A good speaker takes your event to the next level. But how do you get the most out of the speakers you hire?
Speakers can give your event added value in terms of inspiration and learning, but they can also play an entertainment role (for example, presenters or motivation coaches). Here are some specific points that you will need to address working with speakers:
- The speakers must be aware of the content of your programme. Discuss with them the objectives of your event and the profile of your target group. This will allow the speaker to assess the likely level of their prior knowledge about the subject, so that he can adjust his talk/speech accordingly. Ask if you can have a look at his drafts, so that you can suggest possible amendments, if necessary.
- Involve the speakers in the development of your programme. Agree the running order of the different presentations and the length of time that each should last. Discuss the content of every address with all the other speakers, not just its author. This will prevent repetition or overlapping.
- Agree in advance with the speakers how you will let them know when their time is up. A common method is to set up a discreet light at the back of the room, on which an orange light appears five minutes before the speaker must end, and turns to red when these five minutes have elapsed. Alternatively, you can give a subtle hand signal with a previously agreed gesture.

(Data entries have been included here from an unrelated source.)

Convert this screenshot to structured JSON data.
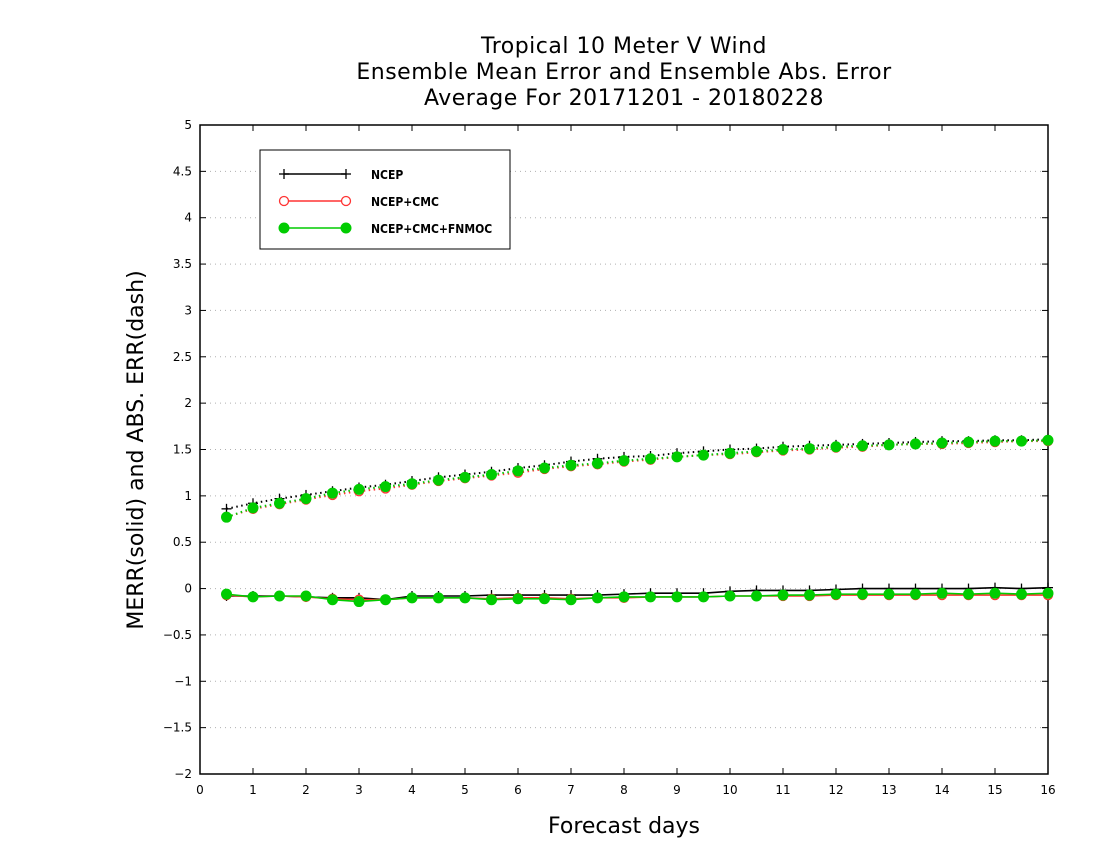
{
  "chart_data": {
    "type": "line",
    "title": "Tropical 10 Meter V Wind",
    "subtitle": "Ensemble Mean Error and Ensemble Abs. Error",
    "subtitle2": "Average For 20171201 - 20180228",
    "xlabel": "Forecast days",
    "ylabel": "MERR(solid) and ABS. ERR(dash)",
    "xlim": [
      0,
      16
    ],
    "ylim": [
      -2,
      5
    ],
    "xticks": [
      "0",
      "1",
      "2",
      "3",
      "4",
      "5",
      "6",
      "7",
      "8",
      "9",
      "10",
      "11",
      "12",
      "13",
      "14",
      "15",
      "16"
    ],
    "yticks": [
      "5",
      "4.5",
      "4",
      "3.5",
      "3",
      "2.5",
      "2",
      "1.5",
      "1",
      "0.5",
      "0",
      "−0.5",
      "−1",
      "−1.5",
      "−2"
    ],
    "grid": true,
    "legend_position": "top-left",
    "x": [
      0.5,
      1,
      1.5,
      2,
      2.5,
      3,
      3.5,
      4,
      4.5,
      5,
      5.5,
      6,
      6.5,
      7,
      7.5,
      8,
      8.5,
      9,
      9.5,
      10,
      10.5,
      11,
      11.5,
      12,
      12.5,
      13,
      13.5,
      14,
      14.5,
      15,
      15.5,
      16
    ],
    "series": [
      {
        "name": "NCEP",
        "color": "#000000",
        "marker": "plus",
        "merr": [
          -0.08,
          -0.08,
          -0.08,
          -0.09,
          -0.1,
          -0.1,
          -0.12,
          -0.08,
          -0.08,
          -0.08,
          -0.07,
          -0.07,
          -0.07,
          -0.07,
          -0.07,
          -0.06,
          -0.05,
          -0.05,
          -0.05,
          -0.03,
          -0.02,
          -0.02,
          -0.02,
          -0.01,
          0.0,
          0.0,
          0.0,
          0.0,
          0.0,
          0.01,
          0.0,
          0.01
        ],
        "abserr": [
          0.86,
          0.92,
          0.97,
          1.01,
          1.05,
          1.09,
          1.12,
          1.16,
          1.2,
          1.23,
          1.26,
          1.3,
          1.33,
          1.37,
          1.4,
          1.42,
          1.43,
          1.46,
          1.48,
          1.5,
          1.51,
          1.53,
          1.54,
          1.55,
          1.56,
          1.57,
          1.58,
          1.59,
          1.59,
          1.6,
          1.6,
          1.61
        ]
      },
      {
        "name": "NCEP+CMC",
        "color": "#ff3333",
        "marker": "open-circle",
        "merr": [
          -0.07,
          -0.09,
          -0.08,
          -0.09,
          -0.11,
          -0.12,
          -0.12,
          -0.1,
          -0.1,
          -0.1,
          -0.11,
          -0.1,
          -0.1,
          -0.11,
          -0.1,
          -0.1,
          -0.09,
          -0.09,
          -0.09,
          -0.08,
          -0.08,
          -0.08,
          -0.08,
          -0.07,
          -0.07,
          -0.07,
          -0.07,
          -0.07,
          -0.07,
          -0.07,
          -0.07,
          -0.07
        ],
        "abserr": [
          0.77,
          0.86,
          0.91,
          0.96,
          1.01,
          1.05,
          1.08,
          1.12,
          1.16,
          1.19,
          1.22,
          1.25,
          1.29,
          1.32,
          1.34,
          1.37,
          1.39,
          1.42,
          1.44,
          1.45,
          1.47,
          1.49,
          1.5,
          1.52,
          1.53,
          1.55,
          1.56,
          1.56,
          1.57,
          1.58,
          1.59,
          1.59
        ]
      },
      {
        "name": "NCEP+CMC+FNMOC",
        "color": "#00cc00",
        "marker": "filled-circle",
        "merr": [
          -0.06,
          -0.09,
          -0.08,
          -0.08,
          -0.12,
          -0.14,
          -0.12,
          -0.1,
          -0.1,
          -0.1,
          -0.12,
          -0.11,
          -0.11,
          -0.12,
          -0.1,
          -0.09,
          -0.09,
          -0.09,
          -0.09,
          -0.08,
          -0.08,
          -0.07,
          -0.07,
          -0.06,
          -0.06,
          -0.06,
          -0.06,
          -0.05,
          -0.06,
          -0.05,
          -0.06,
          -0.05
        ],
        "abserr": [
          0.77,
          0.87,
          0.92,
          0.97,
          1.03,
          1.07,
          1.1,
          1.13,
          1.17,
          1.2,
          1.23,
          1.27,
          1.3,
          1.33,
          1.35,
          1.38,
          1.4,
          1.42,
          1.44,
          1.46,
          1.48,
          1.5,
          1.51,
          1.53,
          1.54,
          1.55,
          1.56,
          1.57,
          1.58,
          1.59,
          1.59,
          1.6
        ]
      }
    ]
  }
}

- It can sometimes be very difficult to keep the public interested for the duration of your programme. Do all you can to ensure that your guests continue to pay attention. Alternate 'difficult' presentations with less serious subjects. Provide sufficient breaks, so that the audience has time to process the information they have just received. If possible, consider the use of a lighter format, such as a mock tv-show or a theatre performance: this can make your message more digestible, without losing any of its force. It is also important to have sufficient breaks. Never place more than three speakers after each other without a pause. As already mentioned, your participants need time to digest such a large body of information. After three speakers, the audience’s concentration level will be falling and their frustration level increasing!
TIP! A There are very few speakers who are capable of keeping a large audience enthralled for more than 15 minutes. So why do we always allocate them 30-45 minutes? 10 minutes per speaker, with an added 5 minutes for audience interaction, is more than enough.

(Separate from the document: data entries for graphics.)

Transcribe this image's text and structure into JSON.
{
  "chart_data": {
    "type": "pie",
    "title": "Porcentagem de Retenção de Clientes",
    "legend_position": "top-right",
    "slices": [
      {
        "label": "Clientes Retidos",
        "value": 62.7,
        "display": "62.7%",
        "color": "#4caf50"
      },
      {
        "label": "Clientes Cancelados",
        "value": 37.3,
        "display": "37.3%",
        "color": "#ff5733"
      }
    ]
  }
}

- Double-check the presentations on the laptop that is actually going to be used on the day of the event. It is embarrassing if you are unable to start up a funny film or show a clever slide at the right moment.
- During the lunch break many participants do more than just eat. They are also busy networking. The moment after the lunch break is therefore very important. Most people’s energy levels are still low. Programming a difficult subject at this moment will send most of your guests into sleep mode. So choose something light and invigorating instead!
TIP! A Have the slides in your presentation(s) designed by a professional. A poor presentation can be fatal to the standing of your event. Make sure that the styles of the different presentations are compatible with each other and support your central theme. This gives a unity to your message and will enhance its strength.